Topik penelitian ini adalah kecerdasan emosi yang dimiliki para idol Indonesia yang berkecimpung di dunia peridolan dengan aliran Jepang di Indonesia, khususnya di Yogyakarta. Ada empat alasan yang mendorong peneliti tertarik pada topik tersebut. Pertama, peneliti merupakan mantan idol yang juga merasakan bagaimana dinamika selama menjadi idol di tanah air yang kendatinya termasuk dalam kultur Jepang yang kurang umum di mata masyarakat. Idol Jepang berbeda dengan idol Indonesia atau para artis yang menjual sensasi dan memiliki beragam karakter baik maupun buruk yang dapat mereka jual. Idol Jepang biasanya menampilkan karakter yang ceria, polos, dan baik hati kepada para penggemarnya. Mereka diharapkan memiliki kepribadian bak malaikat sehingga hal ini menuntut mereka untuk menunjukkan ekspresi dan emosi mereka secara profesional. Ketika mengalami emosi yang bertentangan dengan ceria dan cenderung negatif, peneliti sulit untuk mengelolanya sehingga dapat

mengekspresikan keceriaan dan emosi yang positif ketika menjadi idol di panggung maupun di bawah panggung. Melihat hal tersebut, peneliti sungguh kagum akan para idol tersebut karena mampu mengelola emosi mereka dengan sangat baik dan luar biasa. Mereka sungguh memiliki kapasitas untuk mengontrol diri dan emosi mereka dan menjadi idol yang sesungguhnya. Sedangkan peneliti merasa kesulitan untuk melakukan hal tersebut ketika menjalani kehidupan sebagai seorang idol.

Kedua, munculnya rasa empati untuk mengetahui bagaimana dinamika idol yang lebih senior dan lebih terkenal di Indonesia ketika mengelola dan mengekspresikan emosinya. Bagaimana perjuangannya di dunia idol yang jarang diketahui oleh masyarakat umum bahkan oleh penggemarnya sekalipun, karena biasanya idol hanya berkecimpung di dunia jejepangan dan mereka tidak terbuka dengan kehidupan pribadinya. Maka mereka cenderung tidak membuka dirinya di depan umum dan mereka menyimpan cerita pribadinya masing-masing.

Ketiga, peneliti merasa penasaran tentang kehidupan ganda idol dengan kehidupan nyata orang tersebut memiliki perbedaan yang cukup signifikan pada diri sang idol. Adanya perbedaan karakter orang tersebut ketika menjadi idol dan ketika ia berfungsi dalam sistem

masyarakat merupakan hal yang menarik untuk diteliti lebih jauh.

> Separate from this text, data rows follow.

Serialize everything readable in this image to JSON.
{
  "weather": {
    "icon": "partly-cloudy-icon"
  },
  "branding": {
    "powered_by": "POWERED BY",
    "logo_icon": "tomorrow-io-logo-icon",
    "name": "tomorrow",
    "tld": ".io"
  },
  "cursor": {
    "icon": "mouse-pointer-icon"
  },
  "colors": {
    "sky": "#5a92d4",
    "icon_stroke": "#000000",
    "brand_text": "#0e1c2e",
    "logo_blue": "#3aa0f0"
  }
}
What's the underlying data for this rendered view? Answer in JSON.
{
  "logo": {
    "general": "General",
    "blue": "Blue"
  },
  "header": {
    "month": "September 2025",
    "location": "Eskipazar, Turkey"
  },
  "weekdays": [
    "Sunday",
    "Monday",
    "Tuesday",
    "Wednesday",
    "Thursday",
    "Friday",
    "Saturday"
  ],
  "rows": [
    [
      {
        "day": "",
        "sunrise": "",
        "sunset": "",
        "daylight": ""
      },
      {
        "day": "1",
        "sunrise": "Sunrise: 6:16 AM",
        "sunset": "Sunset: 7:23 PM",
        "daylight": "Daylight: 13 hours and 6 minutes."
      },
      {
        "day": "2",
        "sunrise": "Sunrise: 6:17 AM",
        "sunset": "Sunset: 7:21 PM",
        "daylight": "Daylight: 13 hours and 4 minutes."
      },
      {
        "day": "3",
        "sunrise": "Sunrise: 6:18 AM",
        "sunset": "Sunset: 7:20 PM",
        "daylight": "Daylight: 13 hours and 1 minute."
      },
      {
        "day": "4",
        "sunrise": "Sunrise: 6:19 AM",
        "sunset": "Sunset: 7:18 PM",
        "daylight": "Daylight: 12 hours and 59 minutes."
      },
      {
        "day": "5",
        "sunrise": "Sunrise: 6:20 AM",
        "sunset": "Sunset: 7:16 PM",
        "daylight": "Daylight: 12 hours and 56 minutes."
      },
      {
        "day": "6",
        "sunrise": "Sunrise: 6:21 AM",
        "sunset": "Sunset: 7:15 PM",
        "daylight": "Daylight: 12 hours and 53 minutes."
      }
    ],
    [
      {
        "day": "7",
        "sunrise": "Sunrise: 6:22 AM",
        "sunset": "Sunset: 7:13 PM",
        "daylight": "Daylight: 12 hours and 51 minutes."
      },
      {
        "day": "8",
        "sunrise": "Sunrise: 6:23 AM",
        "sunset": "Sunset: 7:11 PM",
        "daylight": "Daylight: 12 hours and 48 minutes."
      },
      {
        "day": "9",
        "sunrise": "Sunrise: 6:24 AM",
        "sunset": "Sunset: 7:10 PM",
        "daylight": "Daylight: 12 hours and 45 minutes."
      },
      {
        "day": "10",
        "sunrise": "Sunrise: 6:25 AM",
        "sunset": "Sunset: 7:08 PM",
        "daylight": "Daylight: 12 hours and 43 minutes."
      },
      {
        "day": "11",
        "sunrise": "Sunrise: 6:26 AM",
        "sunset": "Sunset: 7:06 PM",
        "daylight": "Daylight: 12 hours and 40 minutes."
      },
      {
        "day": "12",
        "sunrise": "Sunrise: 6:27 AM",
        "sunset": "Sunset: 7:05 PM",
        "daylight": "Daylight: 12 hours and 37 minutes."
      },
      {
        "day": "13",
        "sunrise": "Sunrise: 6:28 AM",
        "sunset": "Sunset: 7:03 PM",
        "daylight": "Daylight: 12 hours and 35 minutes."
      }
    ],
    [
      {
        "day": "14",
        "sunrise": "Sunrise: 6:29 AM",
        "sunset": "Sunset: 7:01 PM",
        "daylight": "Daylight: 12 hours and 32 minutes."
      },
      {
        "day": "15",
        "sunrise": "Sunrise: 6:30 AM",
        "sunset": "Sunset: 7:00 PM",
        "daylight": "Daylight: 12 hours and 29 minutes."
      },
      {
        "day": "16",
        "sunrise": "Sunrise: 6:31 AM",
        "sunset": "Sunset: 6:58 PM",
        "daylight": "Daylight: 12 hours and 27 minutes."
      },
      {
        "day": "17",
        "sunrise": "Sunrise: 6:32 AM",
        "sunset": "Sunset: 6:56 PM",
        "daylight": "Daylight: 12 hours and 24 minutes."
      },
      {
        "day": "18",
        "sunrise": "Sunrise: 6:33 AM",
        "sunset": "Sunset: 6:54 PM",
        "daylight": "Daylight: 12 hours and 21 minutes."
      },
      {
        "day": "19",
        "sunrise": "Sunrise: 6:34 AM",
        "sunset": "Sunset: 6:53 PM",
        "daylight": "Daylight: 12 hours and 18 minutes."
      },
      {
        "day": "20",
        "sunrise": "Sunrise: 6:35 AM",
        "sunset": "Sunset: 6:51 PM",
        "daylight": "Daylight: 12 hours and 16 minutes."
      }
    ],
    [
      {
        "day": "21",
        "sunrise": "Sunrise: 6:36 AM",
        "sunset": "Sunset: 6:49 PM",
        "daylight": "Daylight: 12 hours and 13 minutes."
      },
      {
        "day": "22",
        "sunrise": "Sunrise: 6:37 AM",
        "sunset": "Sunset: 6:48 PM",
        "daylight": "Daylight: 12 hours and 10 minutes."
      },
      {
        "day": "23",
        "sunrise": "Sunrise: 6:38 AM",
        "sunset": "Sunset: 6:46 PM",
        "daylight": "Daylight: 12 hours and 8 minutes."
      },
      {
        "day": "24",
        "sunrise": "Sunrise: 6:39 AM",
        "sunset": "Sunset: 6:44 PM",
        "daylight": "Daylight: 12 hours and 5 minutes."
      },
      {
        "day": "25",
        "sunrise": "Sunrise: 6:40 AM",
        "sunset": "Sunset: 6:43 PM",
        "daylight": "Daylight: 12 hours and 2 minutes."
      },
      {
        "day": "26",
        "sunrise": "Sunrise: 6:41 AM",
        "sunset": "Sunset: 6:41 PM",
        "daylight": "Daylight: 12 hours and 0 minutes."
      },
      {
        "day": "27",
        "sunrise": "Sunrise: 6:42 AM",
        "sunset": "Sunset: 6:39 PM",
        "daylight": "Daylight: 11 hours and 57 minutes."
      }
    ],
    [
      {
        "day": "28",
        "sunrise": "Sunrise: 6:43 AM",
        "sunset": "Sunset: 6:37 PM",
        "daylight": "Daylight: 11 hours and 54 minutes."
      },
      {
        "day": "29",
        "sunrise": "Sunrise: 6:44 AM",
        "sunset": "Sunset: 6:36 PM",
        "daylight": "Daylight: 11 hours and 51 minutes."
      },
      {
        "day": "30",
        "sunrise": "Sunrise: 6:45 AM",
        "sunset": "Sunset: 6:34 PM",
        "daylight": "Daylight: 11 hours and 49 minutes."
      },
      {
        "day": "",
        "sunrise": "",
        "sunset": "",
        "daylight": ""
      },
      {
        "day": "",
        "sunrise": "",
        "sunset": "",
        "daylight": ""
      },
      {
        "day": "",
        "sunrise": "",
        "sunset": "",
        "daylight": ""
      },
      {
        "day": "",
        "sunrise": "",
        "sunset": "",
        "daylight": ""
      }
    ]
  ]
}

Menarik untuk diteliti bahwa perbedaan karakter dan cerita mereka untuk mengolah emosinya sehingga mereka dapat memilah perilaku yang tepat dan sesuai dengan situasi dan kondisi yang sedang dihadapinya.

Keempat, sebagai mahasiswa psikologi, peneliti memiliki kapasitas untuk meneliti dan menyampaikan bagaimana kepedulian terhadap dunia idol di tanah air, bagi yang telah menjadi idol maupun mereka yang berkeinginan untuk menjadi idol. Peneliti ingin idol menjadi lebih menyeimbangkan antara kehidupan pribadi dan kehidupan idolnya supaya tidak terlalu jauh dalam mengaplikasikan kehidupan gandanya. Sebagaimana kehidupan ganda yang dimaksud adalah sebuah profesionalitas ketika menjadi seorang seorang idola yang dikagumi oleh para penggemarnya dan ketika ia sedang menjadi seseorang dalam sistem masyarakat dengan membawa identitas dirinya yang asli. Dengan penelitian ini, idol diharapkan lebih peka terhadap dirinya dan orang lain di sekitarnya untuk dapat menunjukkan emosi dan dirinya secara baik. Selain itu, idol juga diharapkan untuk lebih dewasa dalam mengatur emosinya dan menyeimbangkan antara identitas dirinya sendiri dan identitas dirinya ketika menjadi seorang idol.

Idol sendiri masuk dalam kategori J-Pop atau musik pop yang berasal dari Jepang. Namun, bagaimana perkembangan budaya pop sendiri di Indonesia? Perkembangan budaya pop di Indonesia sudah melalu fase yang cukup panjang setelah Indonesia merdeka.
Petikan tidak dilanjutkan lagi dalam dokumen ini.